Spectral Clustering

Published:

Markdown Monster icon

MindNote - Machine Learning - Unsupervised Learning - Clustering

Author: Christian M.M. Frey
E-Mail: christianmaxmike@gmail.com


Spectral Clustering


General graph notation

Let $G=(V,E)$ be an undirected graph with vertex set V$ = {v_1, \ldots, v_n}$. Furthermore, each edge $e_{ij}$ has a non-negative weight $w_{ij} \geq 0$. The weighted adjacency matrix of a graph is the matrix $W = (w_{ij})_{i,k=1}^n$. If two vertices are not connected, the weight equals 0. In the following we will focus on undirected graphs, i.e., $w_{ij} = w_{ji}$. The degree of a vertex $v_i \in V$ is defined as the sum of its incident edges: \(d_i = \sum_{j=1}^{n} w_{ij}\)

We can express the degree matrix D as a diagonal matrix with the degrees $d_1, \ldots, d_n$ for all vertices $v_1, \ldots, v_n$ on the diagonal. The size of a subset $A \subset V$ can be measured in two ways:

  • $|A| :=$ cardinality of the subset indicating the number of nodes in A
  • $vol(A) := \sum_{i \in A} d_i$ ; size of A is measured by the weights of edges in A

By defining an indicator vector $\mathbb{1}_A = (f_1, \ldots, f_n)’ \in \mathbb{R}^n$ we can define the affiliation of vertices to the subset A, i.e., $f_i=1$ if $v_i \in A$ and $f_i=0$ otherwise.

Graph Laplacians

Spectral clustering in the scope of graphs are based on the analysis of graph Laplacian matrices.
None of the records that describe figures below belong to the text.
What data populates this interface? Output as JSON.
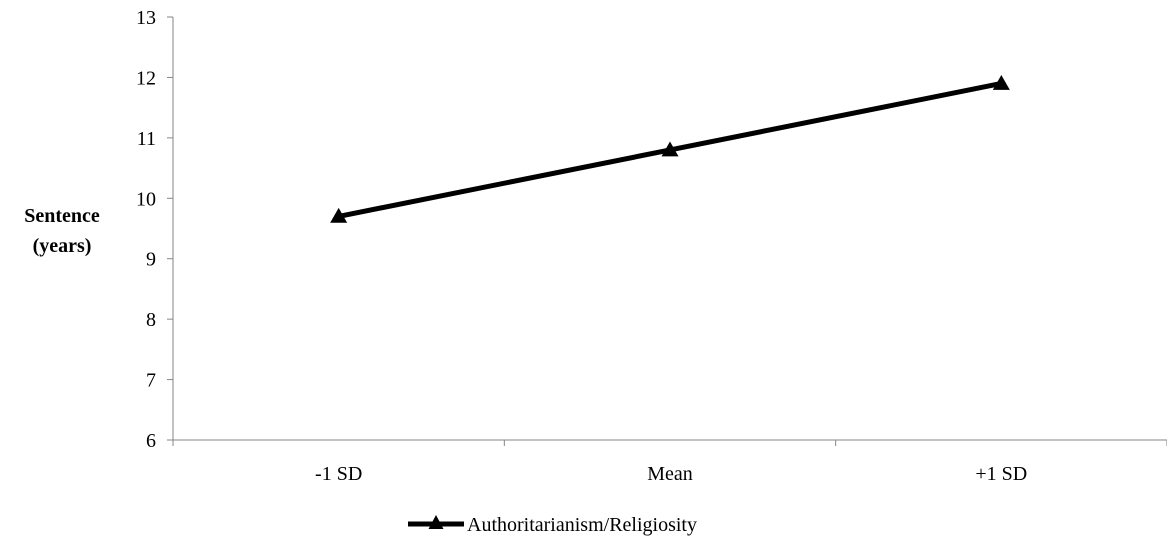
{
  "chart_data": {
    "type": "line",
    "categories": [
      "-1 SD",
      "Mean",
      "+1 SD"
    ],
    "series": [
      {
        "name": "Authoritarianism/Religiosity",
        "values": [
          9.7,
          10.8,
          11.9
        ],
        "marker": "triangle",
        "color": "#000000"
      }
    ],
    "ylabel_lines": [
      "Sentence",
      "(years)"
    ],
    "ylim": [
      6,
      13
    ],
    "yticks": [
      6,
      7,
      8,
      9,
      10,
      11,
      12,
      13
    ],
    "grid": false,
    "legend": "bottom"
  }
}
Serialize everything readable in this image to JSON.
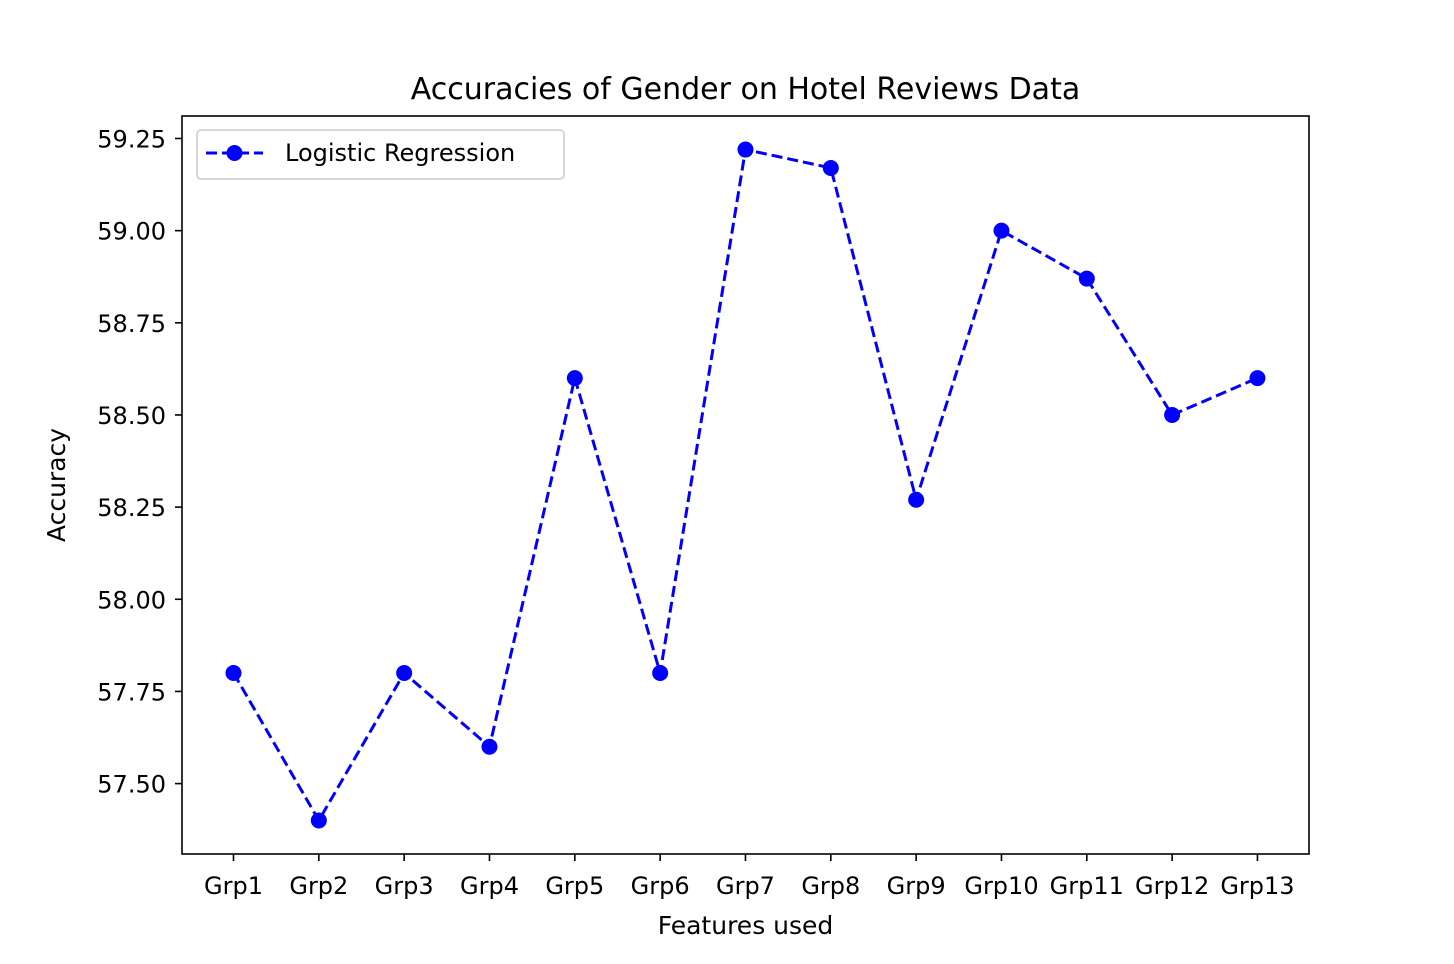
{
  "chart_data": {
    "type": "line",
    "title": "Accuracies of Gender on Hotel Reviews Data",
    "xlabel": "Features used",
    "ylabel": "Accuracy",
    "categories": [
      "Grp1",
      "Grp2",
      "Grp3",
      "Grp4",
      "Grp5",
      "Grp6",
      "Grp7",
      "Grp8",
      "Grp9",
      "Grp10",
      "Grp11",
      "Grp12",
      "Grp13"
    ],
    "series": [
      {
        "name": "Logistic Regression",
        "values": [
          57.8,
          57.4,
          57.8,
          57.6,
          58.6,
          57.8,
          59.22,
          59.17,
          58.27,
          59.0,
          58.87,
          58.5,
          58.6
        ],
        "color": "#0000ff",
        "line_style": "dashed",
        "marker": "circle"
      }
    ],
    "yticks": [
      "57.50",
      "57.75",
      "58.00",
      "58.25",
      "58.50",
      "58.75",
      "59.00",
      "59.25"
    ],
    "ylim": [
      57.309,
      59.311
    ],
    "grid": false,
    "legend_position": "upper-left"
  }
}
Spectral graph theory is the main research field concentrating on that analysis. Here, we will just have a short recap on the definition of graph Laplacians and point out their most important properties.

The unnormalized graph Laplacian

The unnormalized graph Lapalcian matrix is defined as \(L = D - W\)
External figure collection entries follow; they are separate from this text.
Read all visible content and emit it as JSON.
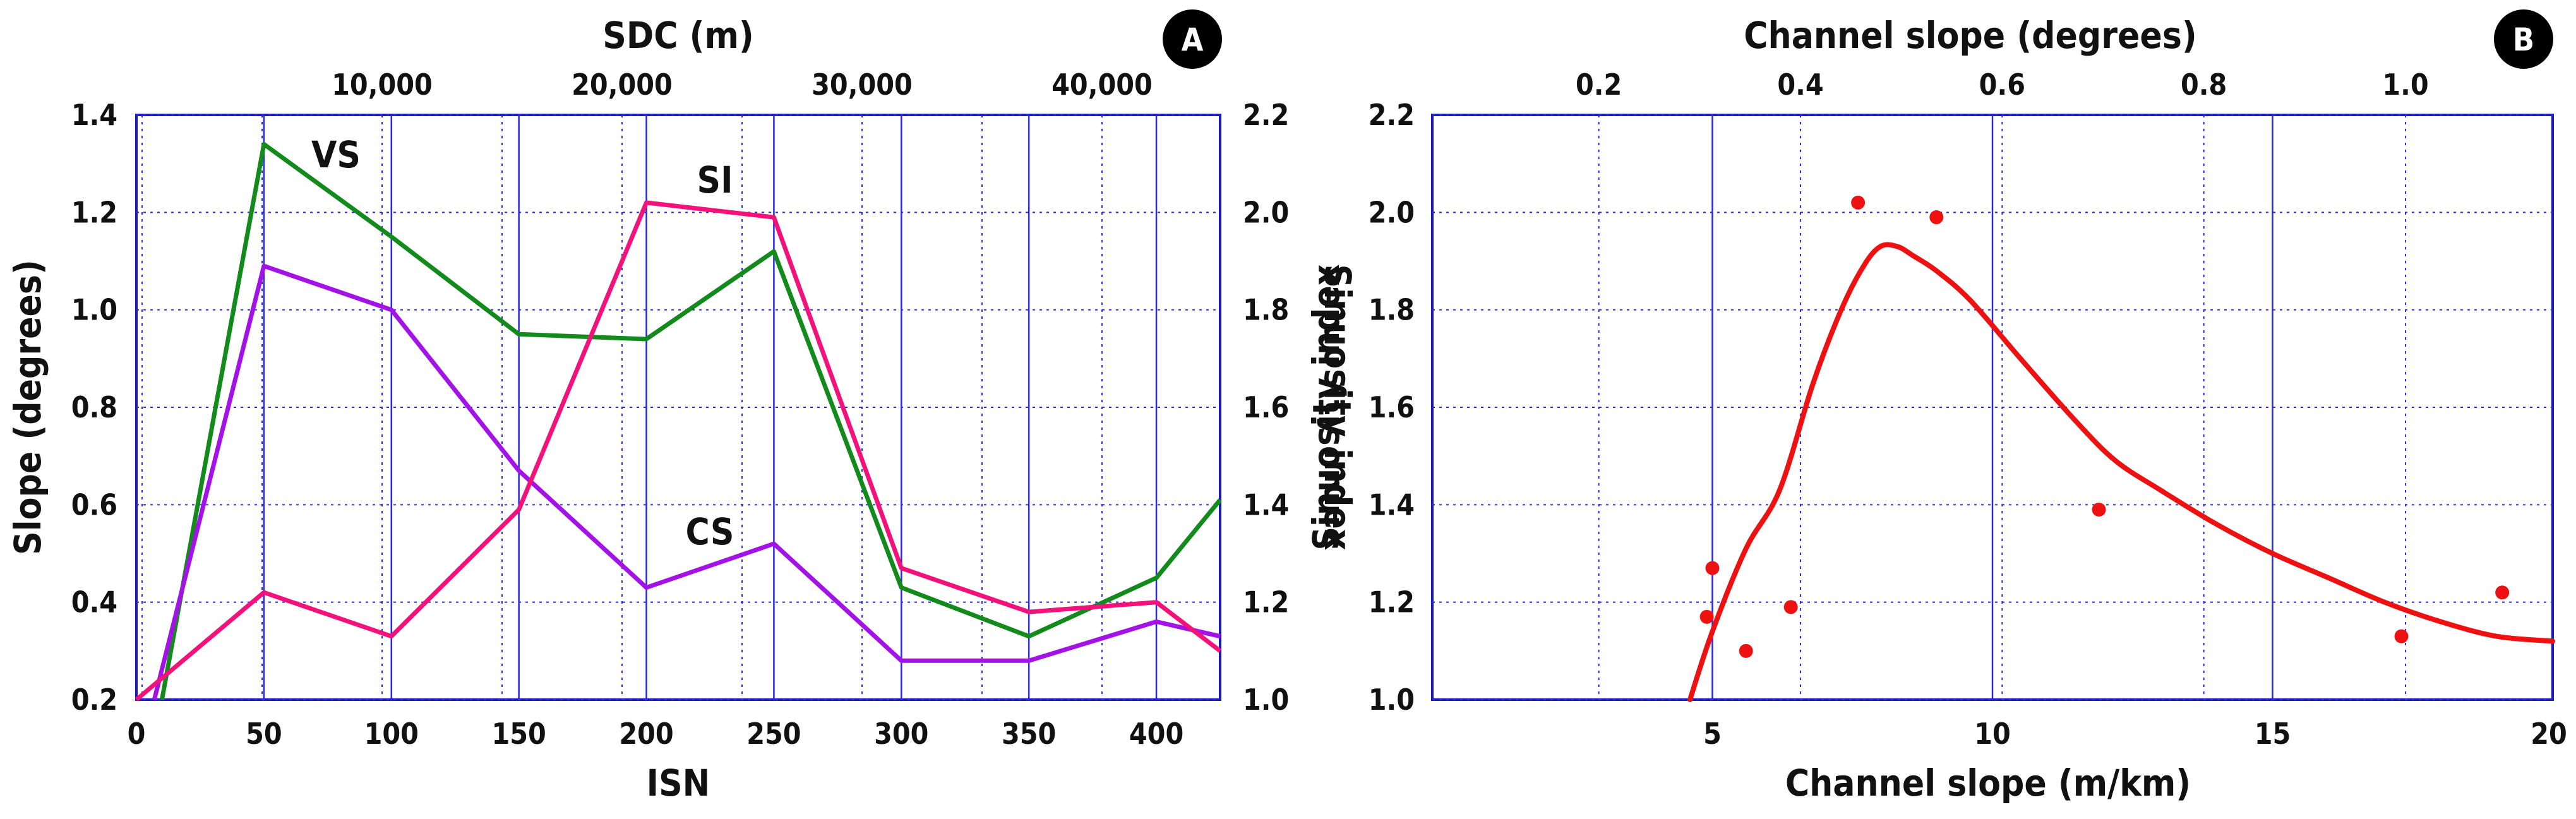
{
  "chart_data": [
    {
      "panel": "A",
      "type": "line",
      "xlabel": "ISN",
      "x2label": "SDC (m)",
      "ylabel": "Slope (degrees)",
      "y2label": "Sinuosity index",
      "xlim": [
        0,
        425
      ],
      "ylim": [
        0.2,
        1.4
      ],
      "y2lim": [
        1.0,
        2.2
      ],
      "xticks": [
        "0",
        "50",
        "100",
        "150",
        "200",
        "250",
        "300",
        "350",
        "400"
      ],
      "x2ticks": [
        "10,000",
        "20,000",
        "30,000",
        "40,000"
      ],
      "yticks": [
        "0.2",
        "0.4",
        "0.6",
        "0.8",
        "1.0",
        "1.2",
        "1.4"
      ],
      "y2ticks": [
        "1.0",
        "1.2",
        "1.4",
        "1.6",
        "1.8",
        "2.0",
        "2.2"
      ],
      "grid": true,
      "series": [
        {
          "name": "VS",
          "axis": "left",
          "color": "#138a1c",
          "x": [
            10,
            50,
            100,
            150,
            200,
            250,
            300,
            350,
            400,
            425
          ],
          "y": [
            0.2,
            1.34,
            1.15,
            0.95,
            0.94,
            1.12,
            0.43,
            0.33,
            0.45,
            0.61
          ]
        },
        {
          "name": "CS",
          "axis": "left",
          "color": "#a312e6",
          "x": [
            7,
            50,
            100,
            150,
            200,
            250,
            300,
            350,
            400,
            425
          ],
          "y": [
            0.2,
            1.09,
            1.0,
            0.67,
            0.43,
            0.52,
            0.28,
            0.28,
            0.36,
            0.33
          ]
        },
        {
          "name": "SI",
          "axis": "right",
          "color": "#f2127a",
          "x": [
            0,
            50,
            100,
            150,
            200,
            250,
            300,
            350,
            400,
            425
          ],
          "y": [
            1.0,
            1.22,
            1.13,
            1.39,
            2.02,
            1.99,
            1.27,
            1.18,
            1.2,
            1.1
          ]
        }
      ],
      "badge": "A"
    },
    {
      "panel": "B",
      "type": "scatter",
      "xlabel": "Channel slope  (m/km)",
      "x2label": "Channel slope (degrees)",
      "ylabel": "Sinuosity index",
      "xlim": [
        0,
        20
      ],
      "ylim": [
        1.0,
        2.2
      ],
      "x2lim": [
        0.0349,
        1.1459
      ],
      "xticks": [
        "5",
        "10",
        "15",
        "20"
      ],
      "x2ticks": [
        "0.2",
        "0.4",
        "0.6",
        "0.8",
        "1.0"
      ],
      "yticks": [
        "1.0",
        "1.2",
        "1.4",
        "1.6",
        "1.8",
        "2.0",
        "2.2"
      ],
      "grid": true,
      "points": {
        "color": "#ee1111",
        "x": [
          4.9,
          5.0,
          5.6,
          6.4,
          7.6,
          9.0,
          11.9,
          17.3,
          19.1
        ],
        "y": [
          1.17,
          1.27,
          1.1,
          1.19,
          2.02,
          1.99,
          1.39,
          1.13,
          1.22
        ]
      },
      "fit_curve": {
        "color": "#ee1111",
        "x": [
          4.6,
          5.0,
          5.6,
          6.2,
          6.8,
          7.3,
          7.7,
          8.0,
          8.3,
          8.6,
          9.0,
          9.6,
          10.5,
          11.5,
          12.2,
          13.0,
          14.0,
          15.0,
          16.0,
          17.0,
          18.0,
          19.0,
          20.0
        ],
        "y": [
          1.0,
          1.14,
          1.31,
          1.43,
          1.65,
          1.8,
          1.89,
          1.93,
          1.93,
          1.91,
          1.88,
          1.82,
          1.7,
          1.57,
          1.49,
          1.43,
          1.36,
          1.3,
          1.25,
          1.2,
          1.16,
          1.13,
          1.12
        ]
      },
      "badge": "B"
    }
  ]
}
For spectral clustering we additionally need the following propositions:

Proposition 1 (Properties of L) .

  • 1) For every vector $f \in \mathbb{R}^n$, we have \(f' L f = \frac{1}{2} \sum_{i,j}^n w_{ij} (f_i - f_j)^2\)
  • 2) L is symmetric and positive semi-definite
  • 3) The smallest eigenvalue of L is 0, the corresponding eigenvector is the constant one vector $\mathbb{1}$
  • 4) L has $n$ non-negative, real-values eigenvalues $0 = \lambda_1 \leq \ldots \leq \lambda_n$

Proof of 2. The symmetry of L follows directly from the symmetry of $W$ and $D$. The positive semi-definiteness is a direct consequence of (1) showing $f’ L f \geq 0, \forall f \in \mathbb{R}^n$.
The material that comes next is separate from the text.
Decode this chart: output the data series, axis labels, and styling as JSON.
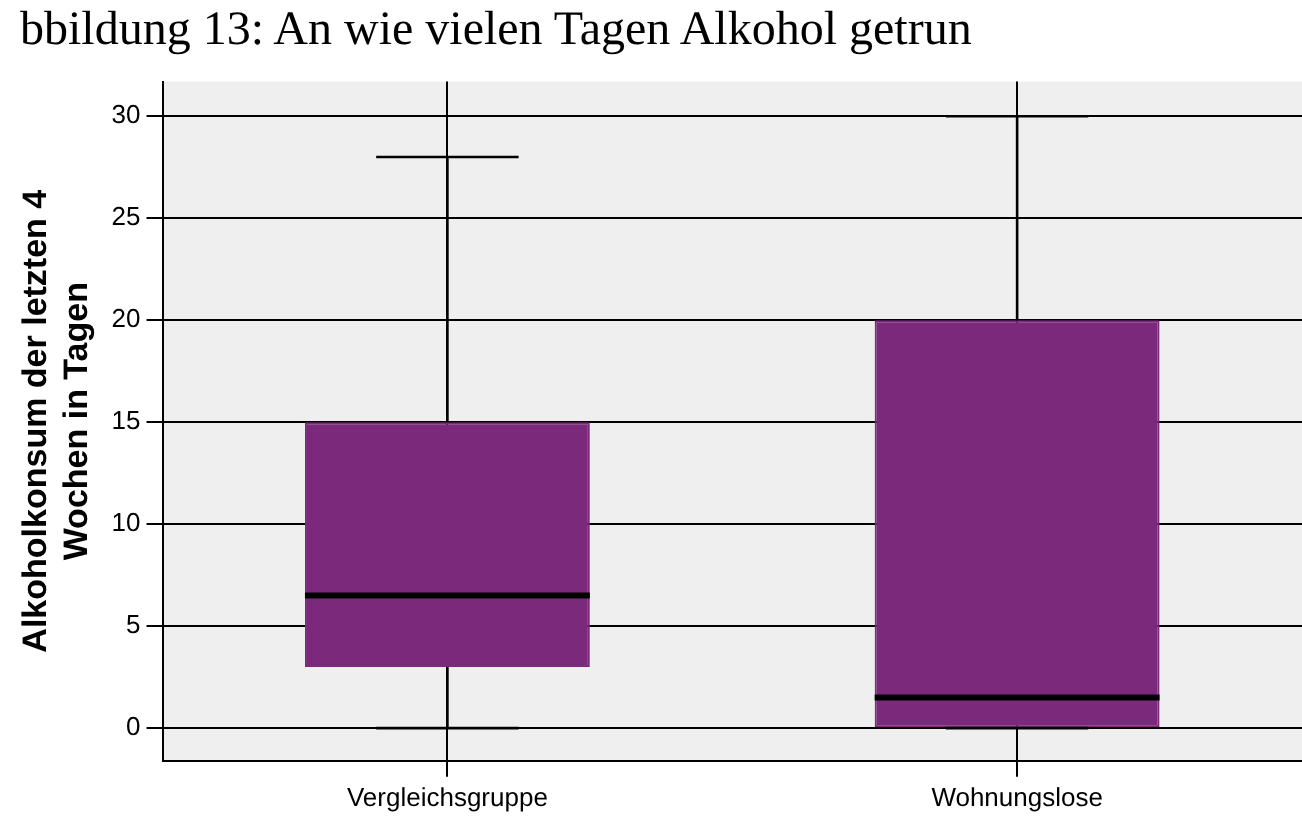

Proposition 2 (Number of connected components). Let $G$ be an undirected graph with non-negative weights. Then, the multiplicity $k$ of the eigenvalue $0$ of $L$ equals the number of connected components $A_1, \ldots, A_k$ in the graph. The eigenspace of eigenvalue $0$ is spanned by the indicator vectors $\mathbb{1}{A_1}, \ldots, \mathbb{1}{A_k}$ of those components.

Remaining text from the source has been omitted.